Минутами хотелось вспомнить свои молодые годы, сбросить и фрак, и мундир, и ордена и провести хоть несколько часов равным среди равных, встретить и мужчин, и женщин, живущих вне предрассудков официальности. По пятницам, то есть в курьерский день, покидая свою полную табачного и сургучного дыма канцелярию, я бежал, конечно, не в чопорный жокей, а в скромный артистический клуб «Les Mortigny», куда-то в отдаленный от центра квартал рю де Прони, 63. Клуб представлял собой громадное ателье художника, где собирались раз в неделю, по вечерам, художники, скульпторы, молодые писатели, начинающие скромные актеры и актрисы — будущие парижские звезды. Инициаторами и вдохновителями этого дела оказались, конечно, несколько русских парижан. По карману большинства посетителей готовился и обед. Потом раздавались крики: «Colonel, au piano» — и так как другого полковника, кроме меня, не было, то я обращался на несколько минут в дарового тапера. (Армия во Франции пользовалась таким уважением, что военное звание сохраняло преимущество над всеми прочими, а титулы изгнал из армии 1789 год.)
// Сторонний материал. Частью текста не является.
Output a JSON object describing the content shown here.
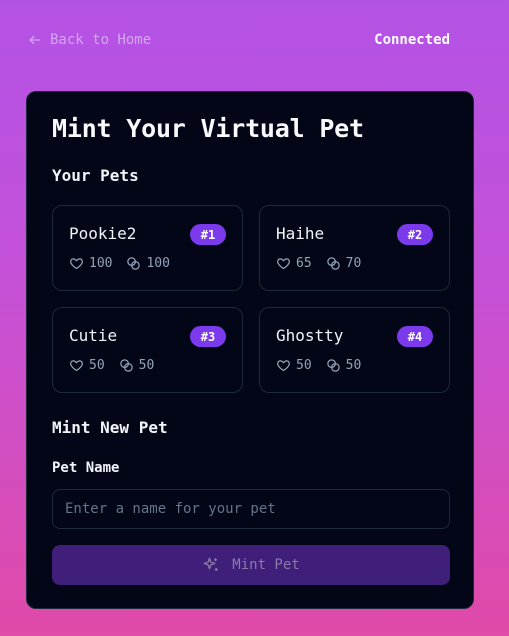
{
  "header": {
    "back_label": "Back to Home",
    "status": "Connected"
  },
  "card": {
    "title": "Mint Your Virtual Pet",
    "pets_section_title": "Your Pets",
    "pets": [
      {
        "name": "Pookie2",
        "badge": "#1",
        "health": "100",
        "energy": "100"
      },
      {
        "name": "Haihe",
        "badge": "#2",
        "health": "65",
        "energy": "70"
      },
      {
        "name": "Cutie",
        "badge": "#3",
        "health": "50",
        "energy": "50"
      },
      {
        "name": "Ghostty",
        "badge": "#4",
        "health": "50",
        "energy": "50"
      }
    ],
    "mint_section_title": "Mint New Pet",
    "pet_name_label": "Pet Name",
    "pet_name_placeholder": "Enter a name for your pet",
    "pet_name_value": "",
    "mint_button_label": "Mint Pet"
  },
  "icons": {
    "back": "arrow-left-icon",
    "health": "heart-icon",
    "energy": "coins-icon",
    "mint": "sparkles-icon"
  },
  "colors": {
    "accent": "#7c3aed",
    "card_bg": "#020617",
    "button_disabled": "#3f1f7a"
  }
}
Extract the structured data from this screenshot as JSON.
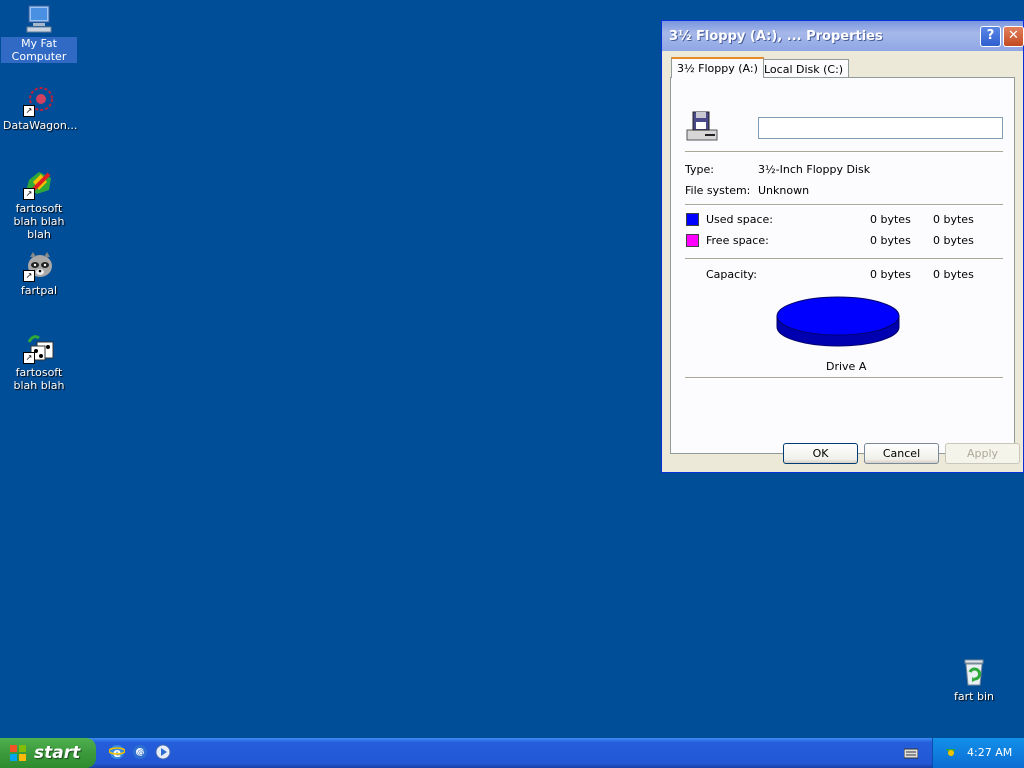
{
  "desktop": {
    "icons": [
      {
        "label": "My Fat Computer",
        "icon": "computer-icon"
      },
      {
        "label": "DataWagon...",
        "icon": "datawagon-icon"
      },
      {
        "label": "fartosoft blah blah blah",
        "icon": "fartosoft-icon"
      },
      {
        "label": "fartpal",
        "icon": "raccoon-icon"
      },
      {
        "label": "fartosoft blah blah",
        "icon": "fartosoft-games-icon"
      },
      {
        "label": "fart bin",
        "icon": "recycle-bin-icon"
      }
    ]
  },
  "dialog": {
    "title": "3½ Floppy (A:), ... Properties",
    "help_glyph": "?",
    "close_glyph": "✕",
    "tabs": [
      {
        "label": "3½ Floppy (A:)",
        "active": true
      },
      {
        "label": "Local Disk (C:)",
        "active": false
      }
    ],
    "name_value": "",
    "type_label": "Type:",
    "type_value": "3½-Inch Floppy Disk",
    "fs_label": "File system:",
    "fs_value": "Unknown",
    "used_label": "Used space:",
    "used_bytes": "0 bytes",
    "used_size": "0 bytes",
    "free_label": "Free space:",
    "free_bytes": "0 bytes",
    "free_size": "0 bytes",
    "capacity_label": "Capacity:",
    "capacity_bytes": "0 bytes",
    "capacity_size": "0 bytes",
    "drive_label": "Drive A",
    "colors": {
      "used": "#0000FF",
      "free": "#FF00FF"
    },
    "buttons": {
      "ok": "OK",
      "cancel": "Cancel",
      "apply": "Apply"
    }
  },
  "taskbar": {
    "start_label": "start",
    "quick_launch": [
      "internet-explorer-icon",
      "outlook-express-icon",
      "media-player-icon"
    ],
    "clock": "4:27 AM"
  }
}
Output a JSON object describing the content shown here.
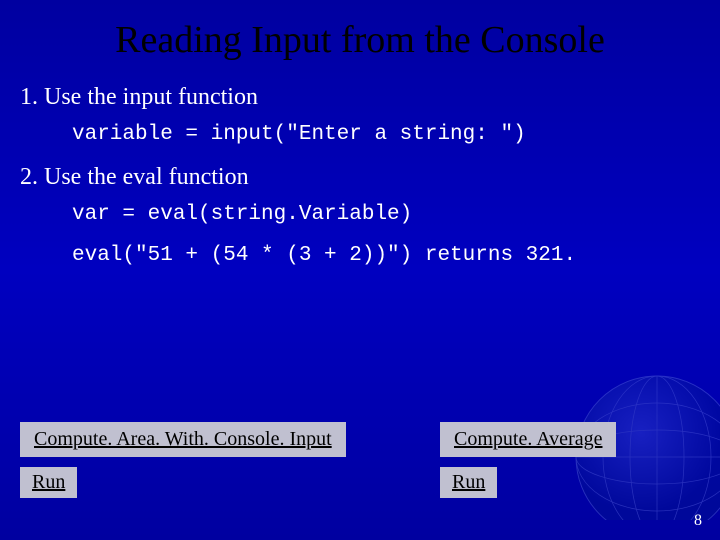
{
  "title": "Reading Input from the Console",
  "items": [
    {
      "label": "1. Use the input function",
      "code": [
        "variable = input(\"Enter a string: \")"
      ]
    },
    {
      "label": "2. Use the eval function",
      "code": [
        "var = eval(string.Variable)",
        "eval(\"51 + (54 * (3 + 2))\") returns 321."
      ]
    }
  ],
  "buttons": {
    "left": {
      "main": "Compute. Area. With. Console. Input",
      "sub": "Run"
    },
    "right": {
      "main": "Compute. Average",
      "sub": "Run"
    }
  },
  "page_number": "8"
}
Тем временем на крохотной сценке готовилась импровизация — недельное театральное и политическое обозрение. Костюмы допускались только из бумаги или коленкора. Шелк был изгнан из гардероба, как порочащий славные традиции клуба. Талантливость режиссера и полная свобода в выборе им как темы, так и трактовки служили гарантией успеха. Никто из присутствующих не смел отказываться от исполнения предназначенной для него роли, и Шаляпин от души смеялся, увидев меня с опущенным на лоб чубом, изображавшего его в классической «Дубинушке». Он, как и многие проезжие знаменитости, любил посидеть за стаканом самого дешевого «пинара» и отрешиться хоть на время от своей самовлюбленности. В «Мортиньи» это бы не прошло. Его даже и петь не просили, но зато поражались его талантом, когда, закрыв глаза, он проделывал свой немой номер — полусонного портного, пришивающего себе оторванную от пиджака пуговицу. [407]
Эти скромные вечеринки связывали людей прочнее, чем суровые баллотировки. Как отрадно бывало встречать своих друзей по «Мортиньи» где-нибудь в грязных окопах то под Реймсом, то под Аррасом, но как горько было недосчитаться большинства из них после войны. Мировая бойня погубила цвет французской интеллигенции, подготовила почву для прихода на ее смену новой, оголтелой фашистской молодежи, а Париж лишила навсегда тех дешевых, но полных французского юмора радостей, которыми славился когда-то этот вечный город.
* * *
Война разлучила меня навсегда и с моим парижским другом Нарышкиным. Задерганному предвоенной лихорадочной работой, мне в течение последних дней перед объявлением Германией войны не приходилось его встречать. Но вечером этого рокового дня он зашел ко мне и совершенно спокойно сказал:
— Ну, Алексей Алексеевич, позвольте мне вас на прощанье обнять.
Я подумал, что в предвидении опасности Нарышкин, как и многие парижане, собирается выехать с семьей куда-нибудь подальше на юг Франции, и с трудом поверил, когда, заметив мое недоумение, Кирилл Михайлович решительно мне объяснил:
— Когда наступают дни, подобные тем, которые нам приходится переживать, каждый должен вернуться на родную сторону.
— Но у вас в России нет ни родственников, ни друзей,— пробовал я возразить.